Across Australia, $19 billion in residential energy bill savings could be realised, and $8 billion in non-residential energy bills, between now and 2050.

The report’s recommendations were based on modelling eight different building types across four climate zones.

It investigated the costs and benefits to society of simple energy efficiency and on-site renewable energy opportunities.

The analysis assessed upfront costs associated with improvements, as well as benefits from reduced energy bills, downsizing of heating, cooling and ventilation equipment, and reduced network costs.

SBRC Director Professor Paul Cooper said the NCC is a critical policy lever to achieve zero carbon new construction, because it influences both the building envelope – the walls, roof and windows that separate the indoors from the outside world – and fixed equipment such as air conditioners and water heaters.

Yet, energy requirements in the Code have not shifted substantially in a decade.

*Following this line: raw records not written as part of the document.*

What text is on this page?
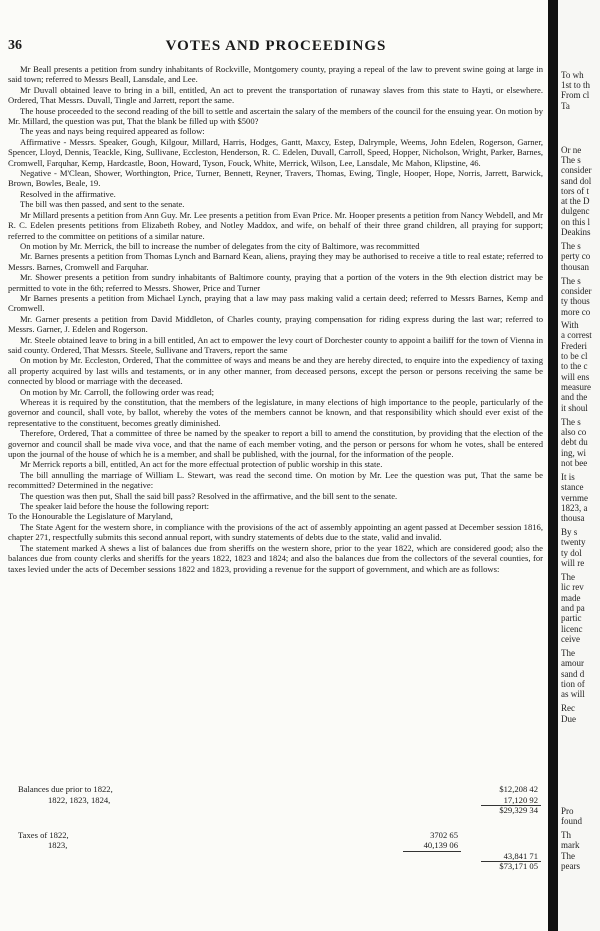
36	VOTES AND PROCEEDINGS

Mr Beall presents a petition from sundry inhabitants of Rockville, Montgomery county, praying a repeal of the law to prevent swine going at large in said town; referred to Messrs Beall, Lansdale, and Lee.

Mr Duvall obtained leave to bring in a bill, entitled, An act to prevent the transportation of runaway slaves from this state to Hayti, or elsewhere. Ordered, That Messrs. Duvall, Tingle and Jarrett, report the same.

The house proceeded to the second reading of the bill to settle and ascertain the salary of the members of the council for the ensuing year. On motion by Mr. Millard, the question was put, That the blank be filled up with $500?

The yeas and nays being required appeared as follow:

Affirmative - Messrs. Speaker, Gough, Kilgour, Millard, Harris, Hodges, Gantt, Maxcy, Estep, Dalrymple, Weems, John Edelen, Rogerson, Garner, Spencer, Lloyd, Dennis, Teackle, King, Sullivane, Eccleston, Henderson, R. C. Edelen, Duvall, Carroll, Speed, Hopper, Nicholson, Wright, Parker, Barnes, Cromwell, Farquhar, Kemp, Hardcastle, Boon, Howard, Tyson, Fouck, White, Merrick, Wilson, Lee, Lansdale, Mc Mahon, Klipstine, 46.

Negative - M'Clean, Shower, Worthington, Price, Turner, Bennett, Reyner, Travers, Thomas, Ewing, Tingle, Hooper, Hope, Norris, Jarrett, Barwick, Brown, Bowles, Beale, 19.

Resolved in the affirmative.

The bill was then passed, and sent to the senate.

Mr Millard presents a petition from Ann Guy. Mr. Lee presents a petition from Evan Price. Mr. Hooper presents a petition from Nancy Webdell, and Mr R. C. Edelen presents petitions from Elizabeth Robey, and Notley Maddox, and wife, on behalf of their three grand children, all praying for support; referred to the committee on petitions of a similar nature.

On motion by Mr. Merrick, the bill to increase the number of delegates from the city of Baltimore, was recommitted

Mr. Barnes presents a petition from Thomas Lynch and Barnard Kean, aliens, praying they may be authorised to receive a title to real estate; referred to Messrs. Barnes, Cromwell and Farquhar.

Mr. Shower presents a petition from sundry inhabitants of Baltimore county, praying that a portion of the voters in the 9th election district may be permitted to vote in the 6th; referred to Messrs. Shower, Price and Turner

Mr Barnes presents a petition from Michael Lynch, praying that a law may pass making valid a certain deed; referred to Messrs Barnes, Kemp and Cromwell.

Mr. Garner presents a petition from David Middleton, of Charles county, praying compensation for riding express during the last war; referred to Messrs. Garner, J. Edelen and Rogerson.

Mr. Steele obtained leave to bring in a bill entitled, An act to empower the levy court of Dorchester county to appoint a bailiff for the town of Vienna in said county. Ordered, That Messrs. Steele, Sullivane and Travers, report the same

On motion by Mr. Eccleston, Ordered, That the committee of ways and means be and they are hereby directed, to enquire into the expediency of taxing all property acquired by last wills and testaments, or in any other manner, from deceased persons, except the person or persons receiving the same be connected by blood or marriage with the deceased.

On motion by Mr. Carroll, the following order was read;

Whereas it is required by the constitution, that the members of the legislature, in many elections of high importance to the people, particularly of the governor and council, shall vote, by ballot, whereby the votes of the members cannot be known, and that responsibility which should ever exist of the representative to the constituent, becomes greatly diminished.

Therefore, Ordered, That a committee of three be named by the speaker to report a bill to amend the constitution, by providing that the election of the governor and council shall be made viva voce, and that the name of each member voting, and the person or persons for whom he votes, shall be entered upon the journal of the house of which he is a member, and shall be published, with the journal, for the information of the people.

Mr Merrick reports a bill, entitled, An act for the more effectual protection of public worship in this state.

The bill annulling the marriage of William L. Stewart, was read the second time. On motion by Mr. Lee the question was put, That the same be recommitted? Determined in the negative:

The question was then put, Shall the said bill pass? Resolved in the affirmative, and the bill sent to the senate.

The speaker laid before the house the following report:

To the Honourable the Legislature of Maryland,

The State Agent for the western shore, in compliance with the provisions of the act of assembly appointing an agent passed at December session 1816, chapter 271, respectfully submits this second annual report, with sundry statements of debts due to the state, valid and invalid.

The statement marked A shews a list of balances due from sheriffs on the western shore, prior to the year 1822, which are considered good; also the balances due from county clerks and sheriffs for the years 1822, 1823 and 1824; and also the balances due from the collectors of the several counties, for taxes levied under the acts of December sessions 1822 and 1823, providing a revenue for the support of government, and which are as follows:

Balances due prior to 1822,	$12,208 42
1822, 1823, 1824,	17,120 92
$29,329 34
Taxes of 1822,	3702 65
1823,	40,139 06
43,841 71
$73,171 05
To wh
1st to th
From cl
Ta
Or ne
The s
consider
sand dol
tors of t
at the D
dulgenc
on this l
Deakins
The s
perty co
thousan
The s
consider
ty thous
more co
With
a correst
Frederi
to be cl
to the c
will ens
measure
and the
it shoul
The s
also co
debt du
ing, wi
not bee
It is
stance
vernme
1823, a
thousa
By s
twenty
ty dol
will re
The
lic rev
made
and pa
partic
licenc
ceive
The
amour
sand d
tion of
as will
Rec
Due
Pro
found
Th
mark
The
pears
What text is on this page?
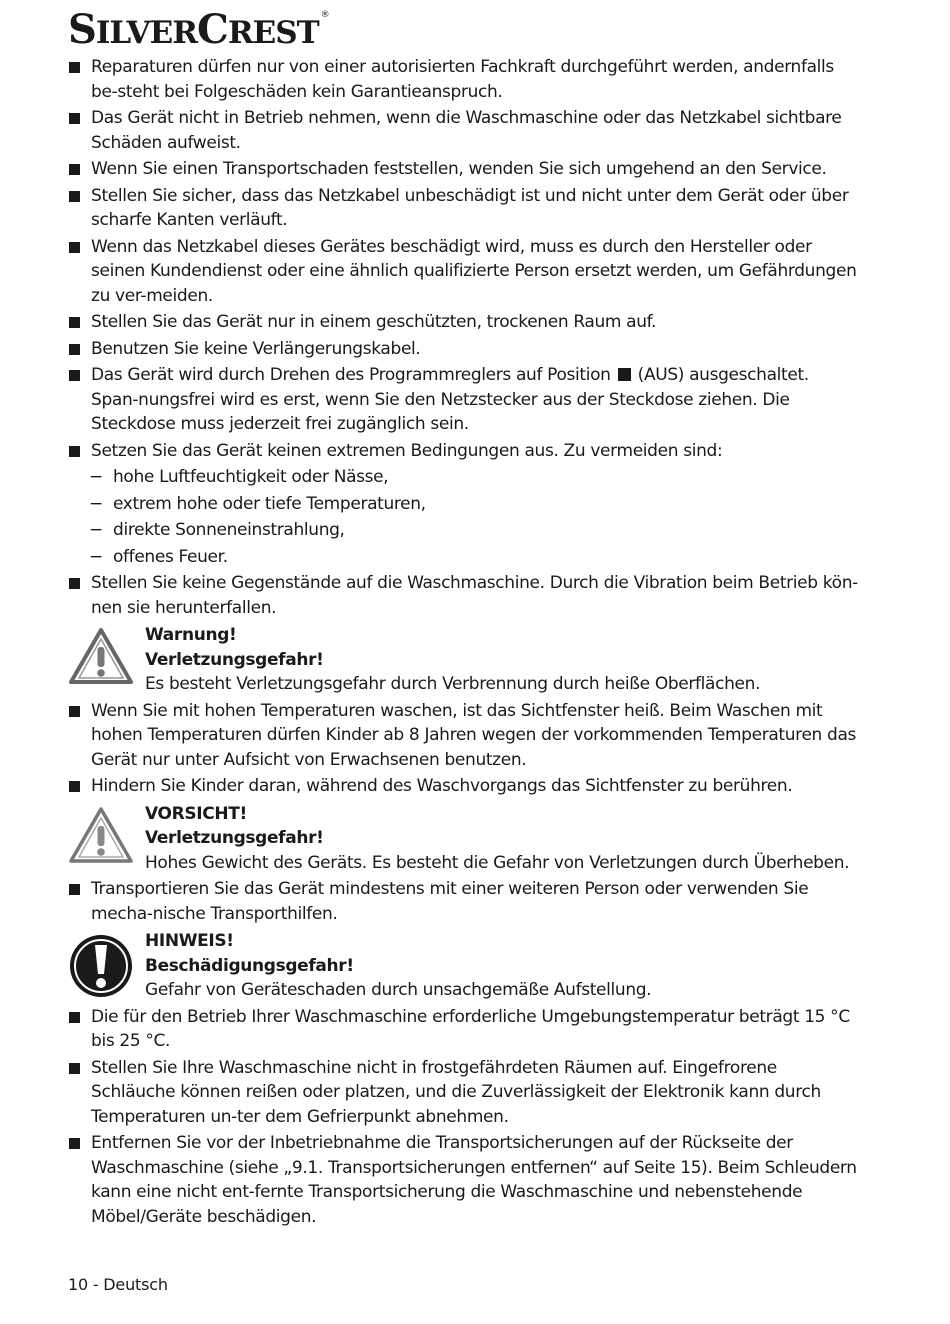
SILVERCREST ®
Reparaturen dürfen nur von einer autorisierten Fachkraft durchgeführt werden, andernfalls be-steht bei Folgeschäden kein Garantieanspruch.
Das Gerät nicht in Betrieb nehmen, wenn die Waschmaschine oder das Netzkabel sichtbare Schäden aufweist.
Wenn Sie einen Transportschaden feststellen, wenden Sie sich umgehend an den Service.
Stellen Sie sicher, dass das Netzkabel unbeschädigt ist und nicht unter dem Gerät oder über scharfe Kanten verläuft.
Wenn das Netzkabel dieses Gerätes beschädigt wird, muss es durch den Hersteller oder seinen Kundendienst oder eine ähnlich qualifizierte Person ersetzt werden, um Gefährdungen zu ver-meiden.
Stellen Sie das Gerät nur in einem geschützten, trockenen Raum auf.
Benutzen Sie keine Verlängerungskabel.
Das Gerät wird durch Drehen des Programmreglers auf Position (AUS) ausgeschaltet. Span-nungsfrei wird es erst, wenn Sie den Netzstecker aus der Steckdose ziehen. Die Steckdose muss jederzeit frei zugänglich sein.
Setzen Sie das Gerät keinen extremen Bedingungen aus. Zu vermeiden sind:
− hohe Luftfeuchtigkeit oder Nässe,
− extrem hohe oder tiefe Temperaturen,
− direkte Sonneneinstrahlung,
− offenes Feuer.
Stellen Sie keine Gegenstände auf die Waschmaschine. Durch die Vibration beim Betrieb kön-nen sie herunterfallen.
Warnung!
Verletzungsgefahr!
Es besteht Verletzungsgefahr durch Verbrennung durch heiße Oberflächen.
Wenn Sie mit hohen Temperaturen waschen, ist das Sichtfenster heiß. Beim Waschen mit hohen Temperaturen dürfen Kinder ab 8 Jahren wegen der vorkommenden Temperaturen das Gerät nur unter Aufsicht von Erwachsenen benutzen.
Hindern Sie Kinder daran, während des Waschvorgangs das Sichtfenster zu berühren.
VORSICHT!
Verletzungsgefahr!
Hohes Gewicht des Geräts. Es besteht die Gefahr von Verletzungen durch Überheben.
Transportieren Sie das Gerät mindestens mit einer weiteren Person oder verwenden Sie mecha-nische Transporthilfen.
HINWEIS!
Beschädigungsgefahr!
Gefahr von Geräteschaden durch unsachgemäße Aufstellung.
Die für den Betrieb Ihrer Waschmaschine erforderliche Umgebungstemperatur beträgt 15 °C bis 25 °C.
Stellen Sie Ihre Waschmaschine nicht in frostgefährdeten Räumen auf. Eingefrorene Schläuche können reißen oder platzen, und die Zuverlässigkeit der Elektronik kann durch Temperaturen un-ter dem Gefrierpunkt abnehmen.
Entfernen Sie vor der Inbetriebnahme die Transportsicherungen auf der Rückseite der Waschmaschine (siehe „9.1. Transportsicherungen entfernen“ auf Seite 15). Beim Schleudern kann eine nicht ent-fernte Transportsicherung die Waschmaschine und nebenstehende Möbel/Geräte beschädigen.
10 - Deutsch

“By 2050, more than half of Australia's building stock will have been built after the next update of the NCC in 2019. Reducing the energy consumption of new buildings is an important part of the solution to transitioning to a zero-carbon energy system,” Professor Cooper said.

“Our researchers have carried out the vitally important and complex work of modelling the future energy performance of a range of residential buildings designed to meet the proposed enhancements to the stringency of the NCC.

“The comprehensive energy simulation results generated by the SBRC team underpin all the findings for residential buildings sector in the Built to Perform report, and will give policy-makers, industry and the community greater certainty as to the benefits of changes to the NCC.

“This work builds on and is complemented by UOW’s broader research into ways to improve the sustainability of buildings and to move us towards net zero energy homes - which includes our inspirational student demonstration projects such as the Desert Rose and Illawarra Flame Solar Decathlon House projects.”

The report also concluded that as the costs of solar PV and battery storage rapidly reduce, adding on-site renewable energy into the Code could deliver significant additional gains.

Professor Tony Arnel, Chair of ASBEC’s Building Code Task Group and President of the Energy Efficiency Council said: “If developers and manufacturers know how the Code requirements will evolve over the next 15 years, this will provide the regulatory certainty industry needs to plan and invest in new technologies, delivering higher building energy performance at lower cost.”

ASBEC Executive Director Suzanne Toumbourou said the NCC needs to be “zero-carbon ready”, ensuring that today’s new builds are prepared to operate in a zero-carbon future.

“We welcome proposed improvements to the 2019 National Construction Code to advance energy performance in commercial buildings and adjust the requirements for residential buildings,” Ms Toumbourou said.

“However, to meet the full potential of the Code, we need to shift away from ad-hoc, periodic updates.

"Governments must agree to a longer-term plan with targets and a clear, regulated and transparent process for Code updates out to 2030, starting with a step-change in residential standards in 2022.”

Ms Toumbourou said delaying changes to the NCC would lock in higher energy bills, electricity network costs and carbon emissions.


  • Energy standards in Australia’s National Construction Code (NCC) must be urgently upgraded if new buildings are to be fit for a zero-carbon future.